They see me for the capable entrepreneur that I am, and recognize the baggage I carry is not what defines me.
Photo by Hanny Naibaho on Unsplash
For some reason, I was under this misguided belief that, although my trauma was affecting my personal life and everything to do with me personally, somehow my business was safe from it.
In my mind, there was this invisible force-field that wouldn’t allow the trauma from my sexual assault to seep into my business, or even touch it.
That was a very false belief.
And it took a solid year of denial to figure out that there was something very serious going on, and I wasn’t just in a very long-winded funk.
Rather, the future of my business and livelihood was at stake, and if I didn’t act right away, I was going to lose everything.
And if it weren’t for the understanding of my clients throughout this realization and process, that asshole who already stole so much from me as is would have also run off with my business as well, five years later.
I wasn’t having any of it. I was going to reclaim control and ownership of my business.
And I wasn’t going to let my mental illness stop me.
Mental illness hijacked my business and held me hostage.
What a tricker little f*cker, that mental illness.
Without me even realizing it, it had infiltrated every part of my business and was trying to make it explode from the inside out.
And it was using me as a conduit to self-sabotage everything.
I watched helplessly for a year as anxiety would steamroll through my day and paralyze me into inactivity.
I was in a constant state of shame and guilt and fear, because I knew I wasn’t the pilot of my own company anymore. Anxiety was — and it was a cruel puppet master.
It was that little voice in my head whispering:
“Eek, you’re feeling a little anxious right now — probably not the best state to work in. You should wait to finish that client project until later today.”
And then “later today” would never happen.
And there I was, in the mess of another missed deadline, wondering if this was going to be the time a client fired me for being undependable.
I felt so out of control, and yet seemed determined to figure out how to resolve this problem all on my own.
When the truth was, I had no sweet clue what I was dealing with.
I became legitimately fearful that everything I had built, from my clients to my business itself to my reputation, was about to be entirely tarnished and destroyed — all because some bastard from my past felt this misplaced sense of entitlement over my body, and I was still paying for the consequences of it.
Well, not just me. My clients, too.
I had to entirely redesign the logistics of my operation.
It was like, at some point in the third year of running my company, someone walked in and flicked a switch, and suddenly nothing worked the same anymore.
All of the years I’d spent fine-tuning and perfecting my logistics abruptly became completely obsolete and didn’t work. Just like that.
There was one particular client, who was actually my first and I had a lot of love for, who was getting the brunt of the mess.
I would be submitting work a few days later than agreed, and while she’d stated that getting some edited footage for social media wasn’t the be-all-and-end-all of her business, it was still about the principle of the thing, so work still shouldn’t be late.
After about the third conversation around the issue of my late submissions, I knew that these issues weren’t exclusive to my personal life, and they were tearing my business apart seam by seam.
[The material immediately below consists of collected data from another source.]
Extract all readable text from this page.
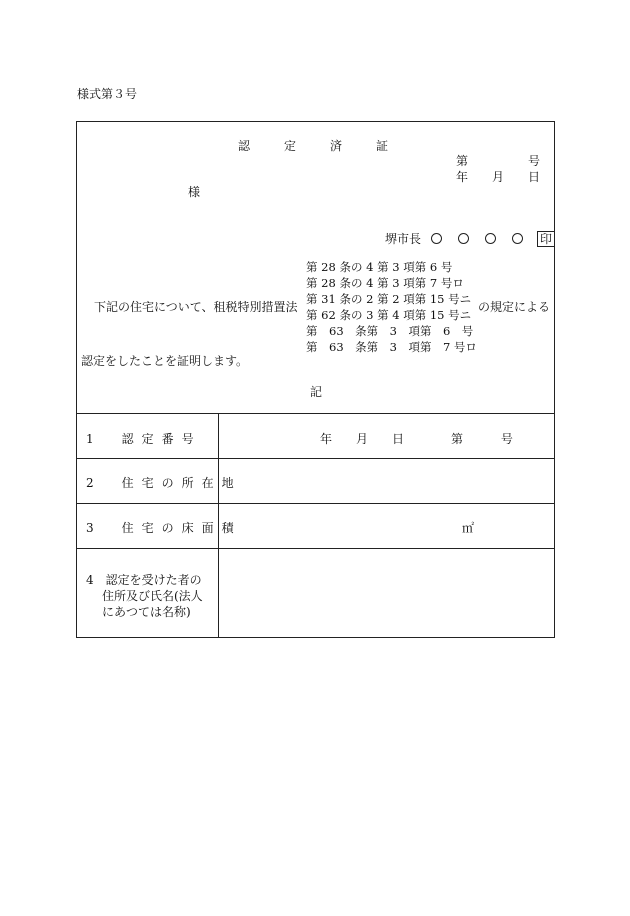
様式第３号
認定済証
第	号
年 月 日
様
堺市長	印
下記の住宅について、租税特別措置法
第 28 条の 4 第 3 項第 6 号
第 28 条の 4 第 3 項第 7 号ロ
第 31 条の 2 第 2 項第 15 号ニ
第 62 条の 3 第 4 項第 15 号ニ
第　63　条第　3　項第　6　号
第　63　条第　3　項第　7 号ロ
の規定による
認定をしたことを証明します。
記
1　認定番号	年 月 日	第	号
2　住宅の所在地
3　住宅の床面積	㎡
4　認定を受けた者の
住所及び氏名(法人
にあつては名称)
It took a lot of introspection and deep, deep reflection to get down to the bottom of what was going on.
Why did I feel so anxious about certain deadlines, but not others?
Why did this issue exists with some clients, but not all of them?
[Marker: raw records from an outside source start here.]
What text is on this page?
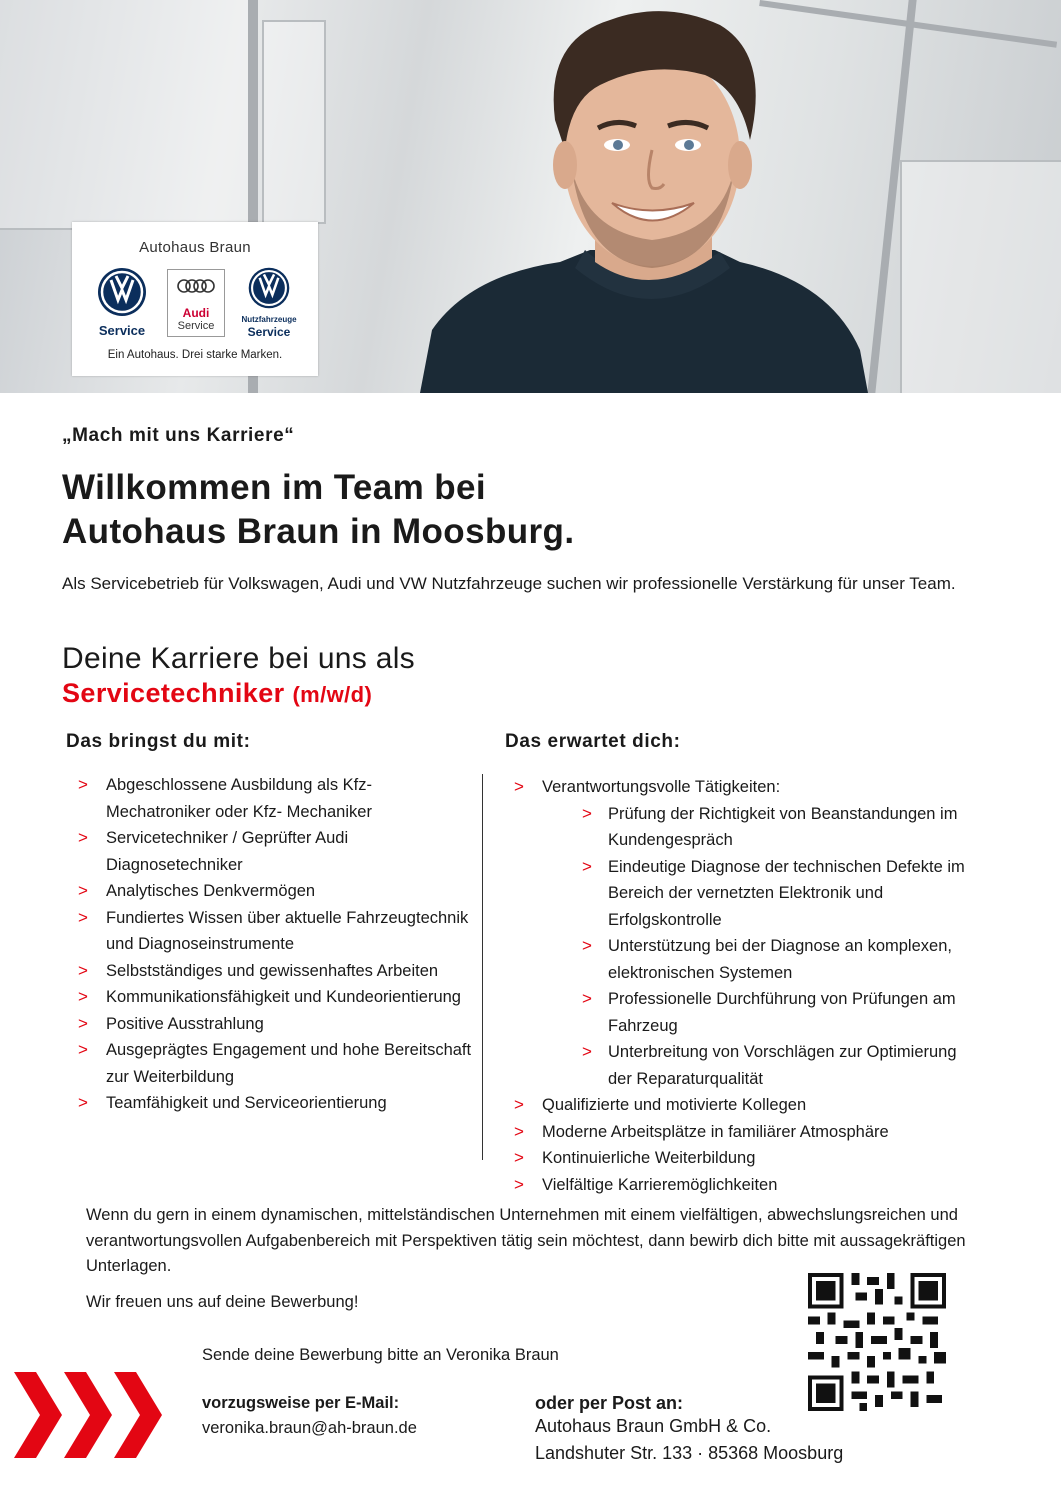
Autohaus Braun
Service
Audi
Service
Nutzfahrzeuge
Service
Ein Autohaus. Drei starke Marken.
„Mach mit uns Karriere“
Willkommen im Team bei
Autohaus Braun in Moosburg.
Als Servicebetrieb für Volkswagen, Audi und VW Nutzfahrzeuge suchen wir professionelle Verstärkung für unser Team.
Deine Karriere bei uns als
Servicetechniker (m/w/d)
Das bringst du mit:
> Abgeschlossene Ausbildung als Kfz-Mechatroniker oder Kfz- Mechaniker
> Servicetechniker / Geprüfter Audi Diagnosetechniker
> Analytisches Denkvermögen
> Fundiertes Wissen über aktuelle Fahrzeugtechnik und Diagnoseinstrumente
> Selbstständiges und gewissenhaftes Arbeiten
> Kommunikationsfähigkeit und Kundeorientierung
> Positive Ausstrahlung
> Ausgeprägtes Engagement und hohe Bereitschaft zur Weiterbildung
> Teamfähigkeit und Serviceorientierung
Das erwartet dich:
> Verantwortungsvolle Tätigkeiten:
> Prüfung der Richtigkeit von Beanstandungen im Kundengespräch
> Eindeutige Diagnose der technischen Defekte im Bereich der vernetzten Elektronik und Erfolgskontrolle
> Unterstützung bei der Diagnose an komplexen, elektronischen Systemen
> Professionelle Durchführung von Prüfungen am Fahrzeug
> Unterbreitung von Vorschlägen zur Optimierung der Reparaturqualität
> Qualifizierte und motivierte Kollegen
> Moderne Arbeitsplätze in familiärer Atmosphäre
> Kontinuierliche Weiterbildung
> Vielfältige Karrieremöglichkeiten
Wenn du gern in einem dynamischen, mittelständischen Unternehmen mit einem vielfältigen, abwechslungsreichen und verantwortungsvollen Aufgabenbereich mit Perspektiven tätig sein möchtest, dann bewirb dich bitte mit aussagekräftigen Unterlagen.
Wir freuen uns auf deine Bewerbung!
Sende deine Bewerbung bitte an Veronika Braun
vorzugsweise per E-Mail:
veronika.braun@ah-braun.de
oder per Post an:
Autohaus Braun GmbH & Co.
Landshuter Str. 133 · 85368 Moosburg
What was the root of this problem?
I spent many, many hours and days in deep self-reflection, peeling back the layers of the issue to get down to the core, and figuring out what strategy moving forward could possibly combat my powerful anxiety and help me live my life again like a normal, functioning professional woman.
My clients helped me reclaim control by working with me, not just “putting up with me”.
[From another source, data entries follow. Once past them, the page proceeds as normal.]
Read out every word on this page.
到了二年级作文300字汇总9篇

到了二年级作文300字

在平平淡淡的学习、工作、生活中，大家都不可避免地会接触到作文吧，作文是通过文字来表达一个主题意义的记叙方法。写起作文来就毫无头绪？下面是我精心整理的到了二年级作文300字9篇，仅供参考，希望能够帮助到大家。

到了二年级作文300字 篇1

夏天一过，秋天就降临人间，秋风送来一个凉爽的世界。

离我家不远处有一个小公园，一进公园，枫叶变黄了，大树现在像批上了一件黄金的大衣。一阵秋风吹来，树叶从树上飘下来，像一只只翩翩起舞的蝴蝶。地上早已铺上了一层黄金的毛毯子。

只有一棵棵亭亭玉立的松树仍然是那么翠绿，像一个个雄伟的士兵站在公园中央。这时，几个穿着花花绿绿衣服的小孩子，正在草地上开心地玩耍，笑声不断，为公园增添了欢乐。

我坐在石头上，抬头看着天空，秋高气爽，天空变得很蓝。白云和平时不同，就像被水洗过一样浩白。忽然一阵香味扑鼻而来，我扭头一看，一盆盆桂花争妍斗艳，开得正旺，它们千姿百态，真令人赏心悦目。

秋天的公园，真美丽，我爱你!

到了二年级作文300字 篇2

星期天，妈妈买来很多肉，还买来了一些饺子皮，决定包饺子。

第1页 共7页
I eventually had to come clean, because if I wasn’t honest then I could possibly lose my precious business that was not only my livelihood, but also something I held a lot of pride in.
I had invested so much into making my business a reality — I couldn’t lose it now.
The clients who I did confide in, bless their hearts, made me feel safe enough to share and, when I did, accepted me with only compassion and understanding.
If I didn’t feel so close to my clients, or feel safe enough to confide my most vulnerable secret in them, I could very well have stayed aboard the ship of my company until it sank to the bottom of my anxiety’s dark, cold ocean floor.
I didn’t want to be a sunken ship.
I wanted to sail and succeed — so I had to take action.
Final word.
This was what I came to realize:
A simple “date deadline” wasn’t working for me like it once had.
If there is a possibility of 12 hours in a day when I could work on something, odds were that I was giving my anxiety an “in” to start acting up.
I would essentially lose control in those situations and enable my anxiety to be the boss of me.
But when I had a “date and time deadline”, I couldn’t get as stuck in my own head. In that case, I was more in control, and even if my anxiety started acting up, I took a stance of action and intentionally worked through my anxious feelings to get the job done and get it submitted on time.
It wasn’t about trying to make my anxiety or episodes of paranoia disappear entirely, it was about figuring out the coping skills and tactics I could use to empower myself to still live my life fully, and not let anxiety be a dictator in my own success moving forward.
I was done being a helpless bystander to my own life. It was time to start living again.
And I couldn’t have gotten here without the support and understanding of my clients.